Classmate 1 Comment
The answer presented by the first classmate portrays filial piety as the aspect of respecting one’s ancestors, fathers, and elders. The practice is highly prevalent in countries found in East Asia such as China, Korea, and Japan. Filial piety was common during the ancient times. People believed in ancestral worship saying that there was always a forefather watching over the current generation. Unfortunately, most individuals today have stopped trusting the tradition. Those who conduct the activity only do it because they are directed to do so and not because they place any value. According to the passage, the ancient persons administered a take and give relationship whereby they used worship to prevent the occurrence of disaster upon the households. The values declined with the rise of communist countries that does not observe the beliefs (Park, 2015).
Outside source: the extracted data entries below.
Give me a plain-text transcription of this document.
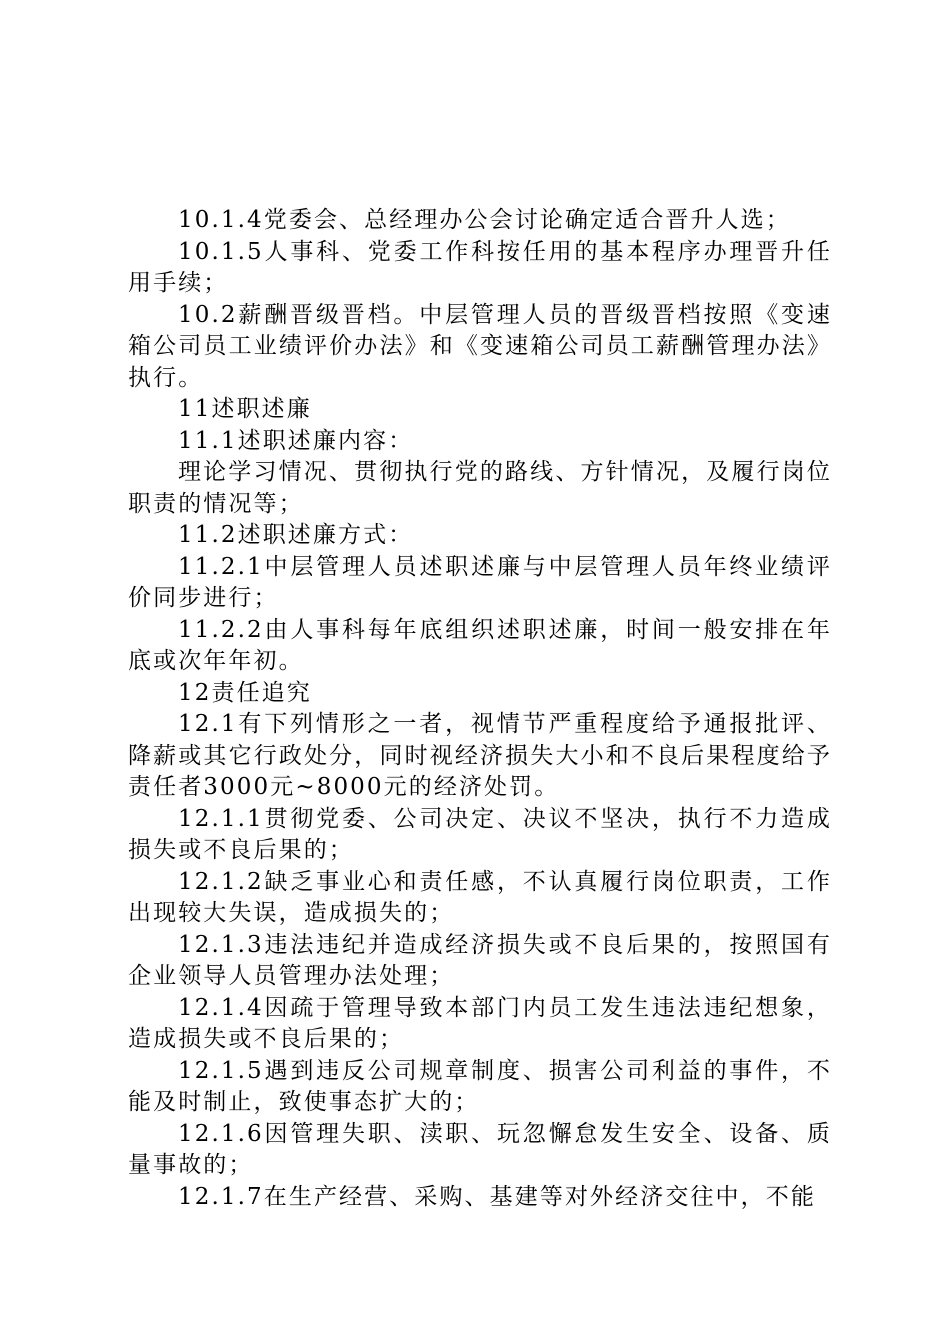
10.1.4党委会、总经理办公会讨论确定适合晋升人选；

10.1.5人事科、党委工作科按任用的基本程序办理晋升任用手续；

10.2薪酬晋级晋档。中层管理人员的晋级晋档按照《变速箱公司员工业绩评价办法》和《变速箱公司员工薪酬管理办法》执行。

11述职述廉

11.1述职述廉内容：

理论学习情况、贯彻执行党的路线、方针情况，及履行岗位职责的情况等；

11.2述职述廉方式：

11.2.1中层管理人员述职述廉与中层管理人员年终业绩评价同步进行；

11.2.2由人事科每年底组织述职述廉，时间一般安排在年底或次年年初。

12责任追究

12.1有下列情形之一者，视情节严重程度给予通报批评、降薪或其它行政处分，同时视经济损失大小和不良后果程度给予责任者3000元~8000元的经济处罚。

12.1.1贯彻党委、公司决定、决议不坚决，执行不力造成损失或不良后果的；

12.1.2缺乏事业心和责任感，不认真履行岗位职责，工作出现较大失误，造成损失的；

12.1.3违法违纪并造成经济损失或不良后果的，按照国有企业领导人员管理办法处理；

12.1.4因疏于管理导致本部门内员工发生违法违纪想象，造成损失或不良后果的；

12.1.5遇到违反公司规章制度、损害公司利益的事件，不能及时制止，致使事态扩大的；

12.1.6因管理失职、渎职、玩忽懈怠发生安全、设备、质量事故的；

12.1.7在生产经营、采购、基建等对外经济交往中，不能
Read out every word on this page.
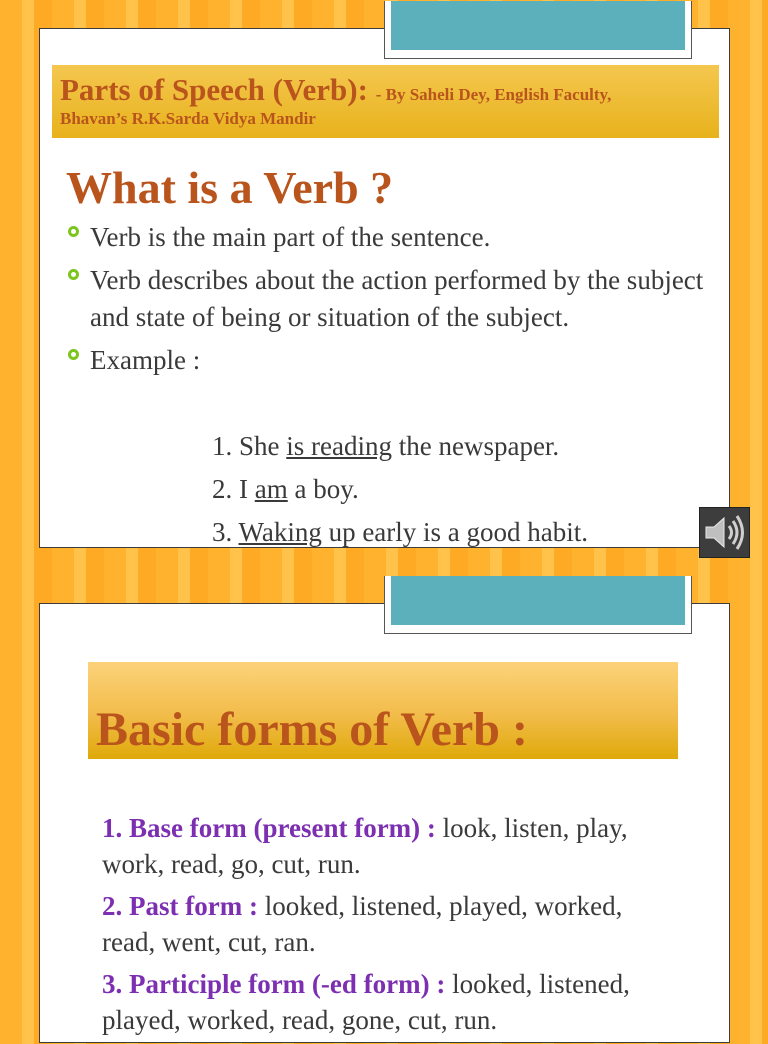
Parts of Speech (Verb): - By Saheli Dey, English Faculty,
Bhavan’s R.K.Sarda Vidya Mandir
What is a Verb ?
Verb is the main part of the sentence.
Verb describes about the action performed by the subject and state of being or situation of the subject.
Example :
1. She is reading the newspaper.
2. I am a boy.
3. Waking up early is a good habit.
Basic forms of Verb :

1. Base form (present form) : look, listen, play, work, read, go, cut, run.

2. Past form : looked, listened, played, worked, read, went, cut, ran.

3. Participle form (-ed form) : looked, listened, played, worked, read, gone, cut, run.
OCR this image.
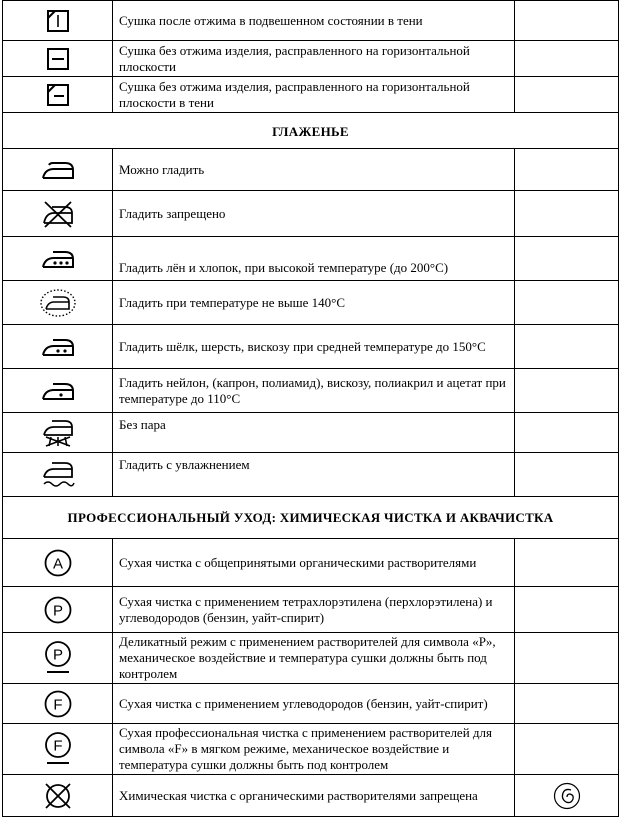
	Сушка после отжима в подвешенном состоянии в тени	

	Сушка без отжима изделия, расправленного на горизонтальной плоскости	

	Сушка без отжима изделия, расправленного на горизонтальной плоскости в тени	
ГЛАЖЕНЬЕ		

	Можно гладить	

	Гладить запрещено	

	Гладить лён и хлопок, при высокой температуре (до 200°C)	

	Гладить при температуре не выше 140°C	

	Гладить шёлк, шерсть, вискозу при средней температуре до 150°C	

	Гладить нейлон, (капрон, полиамид), вискозу, полиакрил и ацетат при температуре до 110°C	

	Без пара	

	Гладить с увлажнением	
ПРОФЕССИОНАЛЬНЫЙ УХОД: ХИМИЧЕСКАЯ ЧИСТКА И АКВАЧИСТКА		

A	Сухая чистка с общепринятыми органическими растворителями	

P	Сухая чистка с применением тетрахлорэтилена (перхлорэтилена) и углеводородов (бензин, уайт-спирит)	

P	Деликатный режим с применением растворителей для символа «P», механическое воздействие и температура сушки должны быть под контролем	

F	Сухая чистка с применением углеводородов (бензин, уайт-спирит)	

F	Сухая профессиональная чистка с применением растворителей для символа «F» в мягком режиме, механическое воздействие и температура сушки должны быть под контролем	

	Химическая чистка с органическими растворителями запрещена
The only remnants of filial piety can be found in funeral practices, ritual shaman, events, clothing, and food. The decline filial piety has distorted the foundation of Asian culture.
Classmate 2 comment
The second classmate focuses on the emergence of Confucian Philosophy as an anthropological method of describing filial piety. Most nations in Asia are renowned for their Confucian heritage that covers the essence of filial piety and the family. The deduction attributes the decline in fertility levels in East Asia as the primary problem facing piety traditions. Due to the programs and sanctions enacted by the leadership in some of the countries, the population now consists of more elderly individuals than the younger generation. Children in nations such as Japan are educated during their early years concerning filial piety so that as they mature they develop into respectable adults (Canda, 2013). However, the regulations limit the young people who are entitled to take care of the elderly. Interventions are necessary to sustain the realm of piety practices and preserve the traditions of East Asia. Respect should be accorded to the elderly due to their vast experiences in life.
Canda E. R. (2013). Filial Piety and Care for Elders: A Contested Confucian Virtue Reexamined. Journal of Ethnic & Cultural Diversity in Social Work. Volume 22, Issue 3-4.
Park H. (2015). Lessons from filial piety: Do we need ‘memorial social work’ for the dead and their families? Qualitative Social Work Journal.